Before It Gets There
The satellite receiver, which sits in your home and connects to your TV to bring you the satellite image, is the last step on a very long trip for the satellite signal. It starts with the arrays at the satellite company itself, which beam an encoded signal up to the satellite. The satellite them beams the signal back down to the dish on top of your house. That process keeps the signal clean because there are no land-bound obstacles to interfere with it. The dish reflects the signal to the LNB array on the end of the extruding arm. LNB stands for "low noise block;" it both amplifies the signal and filters it into frequencies which your receiver can read. From there, it goes to the receiver itself, to begin the final stage of the process.
The Receiver's Job
The receiver's primary job is to interpret the satellite signal into a form you can view and control. The decoder chip inside of it decrypts the signal. The encryption s in place to prevent those who haven't paid for the service from accessing the signal. Then the receiver decompresses it: most satellite companies use MPEG signals, which are compressed and need to be "opened up" before your television can view them. After decompression, it converts the singal into a readable form; in the U.S., this usually means NTSC (National Television Systems Committee) format, though it can also entail digital and high definition formats as well.
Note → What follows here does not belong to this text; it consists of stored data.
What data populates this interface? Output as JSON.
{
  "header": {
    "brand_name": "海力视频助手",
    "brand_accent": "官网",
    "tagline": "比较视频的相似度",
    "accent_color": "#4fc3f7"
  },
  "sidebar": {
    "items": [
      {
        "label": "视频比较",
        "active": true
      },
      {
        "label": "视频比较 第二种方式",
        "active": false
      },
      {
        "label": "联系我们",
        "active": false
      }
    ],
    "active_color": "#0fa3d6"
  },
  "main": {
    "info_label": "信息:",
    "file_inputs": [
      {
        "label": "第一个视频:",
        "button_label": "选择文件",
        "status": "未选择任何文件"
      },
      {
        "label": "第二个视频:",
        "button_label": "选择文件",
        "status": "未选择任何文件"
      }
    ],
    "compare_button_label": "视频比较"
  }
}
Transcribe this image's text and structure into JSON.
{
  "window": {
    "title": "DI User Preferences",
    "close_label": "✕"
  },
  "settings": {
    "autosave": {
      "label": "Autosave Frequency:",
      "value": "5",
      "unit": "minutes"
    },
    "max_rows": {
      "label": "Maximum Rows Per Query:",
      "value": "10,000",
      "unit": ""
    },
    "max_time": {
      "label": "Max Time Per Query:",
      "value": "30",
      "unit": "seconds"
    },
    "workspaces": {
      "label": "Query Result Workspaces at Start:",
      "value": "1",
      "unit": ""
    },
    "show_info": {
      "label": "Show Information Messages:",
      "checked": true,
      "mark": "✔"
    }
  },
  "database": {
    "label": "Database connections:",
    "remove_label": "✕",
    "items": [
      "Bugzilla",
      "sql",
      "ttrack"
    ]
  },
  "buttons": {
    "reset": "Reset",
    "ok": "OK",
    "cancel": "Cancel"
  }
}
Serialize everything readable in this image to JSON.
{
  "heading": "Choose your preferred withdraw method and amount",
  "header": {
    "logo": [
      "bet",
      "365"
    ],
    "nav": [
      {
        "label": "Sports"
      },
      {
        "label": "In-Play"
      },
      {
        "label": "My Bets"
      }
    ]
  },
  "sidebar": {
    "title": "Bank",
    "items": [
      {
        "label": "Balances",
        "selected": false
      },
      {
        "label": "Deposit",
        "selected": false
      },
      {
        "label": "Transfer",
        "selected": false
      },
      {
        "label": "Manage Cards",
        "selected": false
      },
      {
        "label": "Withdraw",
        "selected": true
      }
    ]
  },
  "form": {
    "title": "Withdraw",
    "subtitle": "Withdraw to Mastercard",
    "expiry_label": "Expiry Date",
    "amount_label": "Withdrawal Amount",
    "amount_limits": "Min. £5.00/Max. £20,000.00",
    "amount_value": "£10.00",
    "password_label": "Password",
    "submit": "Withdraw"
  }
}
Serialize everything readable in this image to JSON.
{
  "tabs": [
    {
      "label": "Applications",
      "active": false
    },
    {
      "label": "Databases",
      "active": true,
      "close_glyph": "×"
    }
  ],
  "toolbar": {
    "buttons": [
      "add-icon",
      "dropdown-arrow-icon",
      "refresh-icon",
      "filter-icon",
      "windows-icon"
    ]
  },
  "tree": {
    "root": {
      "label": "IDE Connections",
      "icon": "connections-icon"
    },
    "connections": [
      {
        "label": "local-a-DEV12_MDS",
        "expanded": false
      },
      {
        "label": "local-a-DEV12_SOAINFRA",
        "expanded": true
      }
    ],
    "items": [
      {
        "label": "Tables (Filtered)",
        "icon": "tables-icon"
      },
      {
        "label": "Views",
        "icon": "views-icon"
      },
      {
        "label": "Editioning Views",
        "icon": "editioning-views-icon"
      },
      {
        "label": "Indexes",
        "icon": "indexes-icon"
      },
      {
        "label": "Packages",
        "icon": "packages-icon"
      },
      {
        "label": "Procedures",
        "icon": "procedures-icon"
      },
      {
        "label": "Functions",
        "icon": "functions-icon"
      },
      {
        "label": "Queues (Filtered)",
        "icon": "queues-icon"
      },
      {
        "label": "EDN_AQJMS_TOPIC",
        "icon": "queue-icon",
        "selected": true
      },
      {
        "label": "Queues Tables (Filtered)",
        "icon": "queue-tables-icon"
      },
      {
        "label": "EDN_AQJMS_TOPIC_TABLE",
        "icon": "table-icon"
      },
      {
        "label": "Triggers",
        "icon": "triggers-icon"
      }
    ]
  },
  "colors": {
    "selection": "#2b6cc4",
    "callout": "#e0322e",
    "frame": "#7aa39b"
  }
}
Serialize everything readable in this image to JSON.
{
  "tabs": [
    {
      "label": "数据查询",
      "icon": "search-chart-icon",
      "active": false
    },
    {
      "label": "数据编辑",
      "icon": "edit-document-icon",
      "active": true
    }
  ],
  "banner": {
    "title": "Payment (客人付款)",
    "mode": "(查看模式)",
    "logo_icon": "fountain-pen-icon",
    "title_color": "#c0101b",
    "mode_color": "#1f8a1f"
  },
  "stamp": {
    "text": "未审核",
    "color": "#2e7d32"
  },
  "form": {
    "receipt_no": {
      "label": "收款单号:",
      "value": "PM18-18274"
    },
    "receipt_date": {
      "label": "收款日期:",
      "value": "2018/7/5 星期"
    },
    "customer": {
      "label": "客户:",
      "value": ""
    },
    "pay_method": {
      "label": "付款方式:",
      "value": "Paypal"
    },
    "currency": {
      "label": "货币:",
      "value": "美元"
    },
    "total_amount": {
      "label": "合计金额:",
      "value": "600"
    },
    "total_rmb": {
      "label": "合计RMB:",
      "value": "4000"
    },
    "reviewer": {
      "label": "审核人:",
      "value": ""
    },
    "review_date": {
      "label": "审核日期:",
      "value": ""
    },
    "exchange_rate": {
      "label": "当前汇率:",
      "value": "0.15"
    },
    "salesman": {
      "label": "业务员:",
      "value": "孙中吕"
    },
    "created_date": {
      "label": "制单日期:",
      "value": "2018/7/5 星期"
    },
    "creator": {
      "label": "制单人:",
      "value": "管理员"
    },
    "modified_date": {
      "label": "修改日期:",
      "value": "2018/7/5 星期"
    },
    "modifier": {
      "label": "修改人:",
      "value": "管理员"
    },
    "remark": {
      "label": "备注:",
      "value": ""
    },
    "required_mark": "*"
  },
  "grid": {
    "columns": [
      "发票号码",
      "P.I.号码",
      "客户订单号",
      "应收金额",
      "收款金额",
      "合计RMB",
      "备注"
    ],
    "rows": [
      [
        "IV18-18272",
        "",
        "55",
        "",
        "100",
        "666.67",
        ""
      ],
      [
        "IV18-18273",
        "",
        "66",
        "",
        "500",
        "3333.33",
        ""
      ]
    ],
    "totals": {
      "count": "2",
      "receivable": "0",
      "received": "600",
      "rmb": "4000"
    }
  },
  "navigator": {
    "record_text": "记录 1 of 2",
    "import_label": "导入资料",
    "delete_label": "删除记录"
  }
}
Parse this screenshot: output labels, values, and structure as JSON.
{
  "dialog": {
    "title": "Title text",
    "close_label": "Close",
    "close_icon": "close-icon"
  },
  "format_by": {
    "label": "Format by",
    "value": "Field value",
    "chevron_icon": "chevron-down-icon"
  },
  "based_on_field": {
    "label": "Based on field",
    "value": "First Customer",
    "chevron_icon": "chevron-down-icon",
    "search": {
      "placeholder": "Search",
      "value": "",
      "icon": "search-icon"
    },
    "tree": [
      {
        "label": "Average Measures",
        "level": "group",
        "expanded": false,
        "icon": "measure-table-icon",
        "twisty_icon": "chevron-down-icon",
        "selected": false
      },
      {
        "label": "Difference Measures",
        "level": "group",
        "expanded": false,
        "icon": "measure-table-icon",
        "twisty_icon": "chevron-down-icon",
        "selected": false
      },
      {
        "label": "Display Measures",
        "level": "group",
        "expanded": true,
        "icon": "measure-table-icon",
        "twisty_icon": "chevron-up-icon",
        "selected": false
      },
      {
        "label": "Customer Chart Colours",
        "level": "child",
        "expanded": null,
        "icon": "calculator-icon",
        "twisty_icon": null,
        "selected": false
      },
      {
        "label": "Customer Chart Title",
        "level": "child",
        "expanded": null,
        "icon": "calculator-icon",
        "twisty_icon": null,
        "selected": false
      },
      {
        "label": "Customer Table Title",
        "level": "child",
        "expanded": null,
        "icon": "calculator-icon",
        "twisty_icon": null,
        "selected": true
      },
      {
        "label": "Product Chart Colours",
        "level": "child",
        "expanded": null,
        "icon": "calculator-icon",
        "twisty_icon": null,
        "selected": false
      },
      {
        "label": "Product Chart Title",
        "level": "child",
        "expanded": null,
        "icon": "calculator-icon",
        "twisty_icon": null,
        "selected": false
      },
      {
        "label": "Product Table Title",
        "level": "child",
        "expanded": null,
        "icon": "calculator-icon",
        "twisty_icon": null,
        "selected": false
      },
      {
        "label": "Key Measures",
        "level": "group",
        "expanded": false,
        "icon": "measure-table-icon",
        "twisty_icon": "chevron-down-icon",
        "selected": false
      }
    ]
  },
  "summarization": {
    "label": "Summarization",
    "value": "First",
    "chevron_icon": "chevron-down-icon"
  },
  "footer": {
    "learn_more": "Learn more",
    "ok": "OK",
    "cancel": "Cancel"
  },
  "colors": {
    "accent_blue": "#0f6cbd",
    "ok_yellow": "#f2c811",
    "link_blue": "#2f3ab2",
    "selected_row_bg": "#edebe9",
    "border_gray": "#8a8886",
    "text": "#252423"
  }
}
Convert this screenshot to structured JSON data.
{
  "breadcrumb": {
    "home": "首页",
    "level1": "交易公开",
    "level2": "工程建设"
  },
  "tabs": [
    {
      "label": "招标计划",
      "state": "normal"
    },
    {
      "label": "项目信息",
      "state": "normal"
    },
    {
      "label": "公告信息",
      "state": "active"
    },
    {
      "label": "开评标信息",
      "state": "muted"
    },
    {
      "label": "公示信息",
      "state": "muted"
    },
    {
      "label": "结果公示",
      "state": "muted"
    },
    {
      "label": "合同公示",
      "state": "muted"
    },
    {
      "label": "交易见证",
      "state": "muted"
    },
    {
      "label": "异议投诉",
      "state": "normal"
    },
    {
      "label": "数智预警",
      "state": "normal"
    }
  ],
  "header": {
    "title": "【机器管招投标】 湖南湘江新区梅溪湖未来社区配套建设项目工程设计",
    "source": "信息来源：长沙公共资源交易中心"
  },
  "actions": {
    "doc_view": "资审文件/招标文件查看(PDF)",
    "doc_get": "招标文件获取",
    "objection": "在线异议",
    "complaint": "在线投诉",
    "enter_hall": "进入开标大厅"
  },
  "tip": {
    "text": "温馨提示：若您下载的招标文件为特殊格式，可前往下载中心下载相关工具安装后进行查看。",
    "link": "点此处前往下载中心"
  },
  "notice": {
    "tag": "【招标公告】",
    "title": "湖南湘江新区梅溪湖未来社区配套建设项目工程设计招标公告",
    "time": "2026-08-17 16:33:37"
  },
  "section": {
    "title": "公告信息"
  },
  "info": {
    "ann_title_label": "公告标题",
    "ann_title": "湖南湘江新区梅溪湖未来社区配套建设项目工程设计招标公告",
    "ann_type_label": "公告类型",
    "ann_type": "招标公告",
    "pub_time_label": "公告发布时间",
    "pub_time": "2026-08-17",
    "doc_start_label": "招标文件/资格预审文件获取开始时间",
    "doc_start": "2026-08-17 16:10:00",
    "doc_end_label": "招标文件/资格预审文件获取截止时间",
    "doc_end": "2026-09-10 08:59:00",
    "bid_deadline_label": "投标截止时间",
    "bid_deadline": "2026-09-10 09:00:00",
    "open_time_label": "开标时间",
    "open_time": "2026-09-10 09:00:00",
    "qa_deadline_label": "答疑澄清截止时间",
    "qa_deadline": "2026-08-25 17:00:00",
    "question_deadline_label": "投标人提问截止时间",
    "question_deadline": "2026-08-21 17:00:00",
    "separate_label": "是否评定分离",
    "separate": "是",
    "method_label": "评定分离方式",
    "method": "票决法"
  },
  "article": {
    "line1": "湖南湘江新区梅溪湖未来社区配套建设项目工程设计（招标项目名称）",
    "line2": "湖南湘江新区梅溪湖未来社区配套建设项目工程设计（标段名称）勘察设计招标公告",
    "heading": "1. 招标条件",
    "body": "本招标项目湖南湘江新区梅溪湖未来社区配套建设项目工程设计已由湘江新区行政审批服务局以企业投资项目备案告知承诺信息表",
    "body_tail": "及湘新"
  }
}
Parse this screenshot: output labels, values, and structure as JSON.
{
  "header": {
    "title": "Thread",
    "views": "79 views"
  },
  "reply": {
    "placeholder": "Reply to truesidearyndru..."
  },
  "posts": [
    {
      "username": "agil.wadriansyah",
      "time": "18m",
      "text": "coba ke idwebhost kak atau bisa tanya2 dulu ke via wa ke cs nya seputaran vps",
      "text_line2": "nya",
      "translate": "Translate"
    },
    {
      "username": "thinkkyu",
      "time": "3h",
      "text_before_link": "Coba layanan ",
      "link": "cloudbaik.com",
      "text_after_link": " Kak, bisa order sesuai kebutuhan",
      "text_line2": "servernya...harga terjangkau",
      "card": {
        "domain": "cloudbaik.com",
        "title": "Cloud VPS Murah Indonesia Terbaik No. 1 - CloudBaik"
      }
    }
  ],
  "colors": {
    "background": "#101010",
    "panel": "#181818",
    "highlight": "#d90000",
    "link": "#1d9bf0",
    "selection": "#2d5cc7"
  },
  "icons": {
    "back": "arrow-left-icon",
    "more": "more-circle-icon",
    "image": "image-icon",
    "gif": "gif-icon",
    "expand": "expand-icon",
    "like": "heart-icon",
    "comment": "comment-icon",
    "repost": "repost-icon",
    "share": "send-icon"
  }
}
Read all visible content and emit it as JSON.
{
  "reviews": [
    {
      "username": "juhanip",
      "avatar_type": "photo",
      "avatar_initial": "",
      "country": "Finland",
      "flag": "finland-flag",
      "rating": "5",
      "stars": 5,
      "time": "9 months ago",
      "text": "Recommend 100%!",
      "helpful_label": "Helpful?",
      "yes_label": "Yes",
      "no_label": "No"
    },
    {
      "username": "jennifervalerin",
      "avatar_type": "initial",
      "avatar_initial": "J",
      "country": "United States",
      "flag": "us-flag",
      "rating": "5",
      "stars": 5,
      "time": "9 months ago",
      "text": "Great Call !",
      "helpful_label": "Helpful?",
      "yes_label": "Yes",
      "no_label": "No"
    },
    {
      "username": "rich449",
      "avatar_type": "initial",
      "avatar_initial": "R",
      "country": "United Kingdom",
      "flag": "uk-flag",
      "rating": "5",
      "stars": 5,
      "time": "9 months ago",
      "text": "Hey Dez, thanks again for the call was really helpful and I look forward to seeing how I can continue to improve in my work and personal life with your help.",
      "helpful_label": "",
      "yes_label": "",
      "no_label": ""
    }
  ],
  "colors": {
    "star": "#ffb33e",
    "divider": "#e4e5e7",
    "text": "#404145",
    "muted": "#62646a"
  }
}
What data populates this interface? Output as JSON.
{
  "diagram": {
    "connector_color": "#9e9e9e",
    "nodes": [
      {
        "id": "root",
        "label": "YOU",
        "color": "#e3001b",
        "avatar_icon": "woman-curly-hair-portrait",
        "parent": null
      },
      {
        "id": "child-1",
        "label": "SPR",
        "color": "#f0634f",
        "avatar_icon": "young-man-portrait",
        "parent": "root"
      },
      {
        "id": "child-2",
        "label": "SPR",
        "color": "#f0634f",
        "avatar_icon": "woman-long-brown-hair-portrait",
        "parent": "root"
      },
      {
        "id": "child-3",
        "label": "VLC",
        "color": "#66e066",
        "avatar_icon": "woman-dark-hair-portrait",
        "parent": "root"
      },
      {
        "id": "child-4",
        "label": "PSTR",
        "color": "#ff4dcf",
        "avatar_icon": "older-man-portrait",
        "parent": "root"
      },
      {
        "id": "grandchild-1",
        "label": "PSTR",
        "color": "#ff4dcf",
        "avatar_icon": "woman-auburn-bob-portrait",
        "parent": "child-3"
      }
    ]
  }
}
The particulars depend on your satellite dish. Finally, it splits the signal into different channels which the receiver lets you access by tuning to the part of the signal containing the channel you want. Whenever you change channels on the receiver, you're simply accessing another part of the signal.
Additional Duties
While interpreting the signal is the receiver's primary job, it also has a host of other features. It periodically makes calls to your satellite company, letting them know whether you've purchased anything on pay-per-view and similar details while receiving software upgrades when necessary. It also accesses a signal containing programming information, which lets you view the broadcast schedule directly on your screen. Many of them also contain DVRs (digital video recorders): hard drives which record programs as digital information and let you play them back when you're ready to watch them. DVRs let you pause and rewind live broadcasts as well, creating your own instant replays.